Observação: este conto é historicamente datado, conforme se poderá observar nos detalhes finais.
Trata-se de um escrito muito antigo (1968), mas que resolvi colocar aqui agora. Espero que gostem e, se quiserem fazer alguma crítica, escrevam para rimofa@bol.com.br. De qualquer forma, se você o ler, agradeço a paciência.
INDIFERENCIALHA
E agora, ali, estava ele. Sentado. Só.
Na praça. O banco, um convite. O cansaço.Ossos moídos.
A praça deserta. Quase. Um menino a brincar. A brisa soprando, folhas caindo.

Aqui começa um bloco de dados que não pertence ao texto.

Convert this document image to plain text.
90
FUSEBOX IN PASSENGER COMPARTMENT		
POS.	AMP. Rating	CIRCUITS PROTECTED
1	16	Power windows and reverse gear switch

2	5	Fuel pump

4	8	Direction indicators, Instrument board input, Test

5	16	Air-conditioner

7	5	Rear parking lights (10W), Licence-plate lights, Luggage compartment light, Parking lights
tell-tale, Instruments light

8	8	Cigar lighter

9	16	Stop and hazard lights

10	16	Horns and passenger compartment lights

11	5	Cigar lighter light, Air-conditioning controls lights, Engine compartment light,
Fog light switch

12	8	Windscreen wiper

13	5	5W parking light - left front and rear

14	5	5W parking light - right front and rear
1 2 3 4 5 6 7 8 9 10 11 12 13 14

Fecha os olhos. Por um instante, a paz. A babá, de longe, observa.
Pensando. Por quê?
Relembrava. O dia da decisão. "Vou fazer História". E a família queria um médico. Um engenheiro. Gritaram. Ele mais alto. Não retrocedeu.
E agora, preparava-se. O estudo sem trégua. O vestibular. Cada vez mais perto. O cansaço.
E a rotina: de manhã o banco, um almoço rápido, os livros, o jantar tarde, os livros, o sono, o banco, o almoço, os livros, o jantar, os livros...
De novo os livros. Devorava-os. Dormia sobre eles. Quase sempre. O cansaço...
E, agora, ali, pensando: por quê?
Era preciso. Venceria. A vitória ou o caos.
O menino. Brincando. A babá. Olhando. Indiferentes.
E ele lembrou-se de quando era menino. Em sua pequena cidade. A esta hora ele ouvia a Ave-Maria. Tocada na Matriz. Jogando bola. A turma. Numa praça.
Viu os anos passando. O menino crescera. E agora, ali, noutra praça, ele ainda ouvia a Ave-Maria. E via-o menino. A bola. A turma. A mãe chamando pro jantar.
O sorriso nos lábios. A doce recordação. Hoje o menino tinha que viver só. Não mais bolas. Não mais a turma. Não mais Ave-Maria. Não mais a mãe chamando. O vestibular. O cansaço. O vestibular. Já era hora. Dos livros.
Levantou-se. Deixou o banco. A praça. O menino. A bola. A turma. A Ave-Maria. Deixou-se. E foi.
Caminhou. Perto passou da babá.
- Quantas horas, hem? O susto. Olhou-a.
- Por favor, quantas horas?
O relógio. - 5 prás 7.
- Já? Dinho, gritou ela, vamos embora. Tá na hora do Antônio Maria!.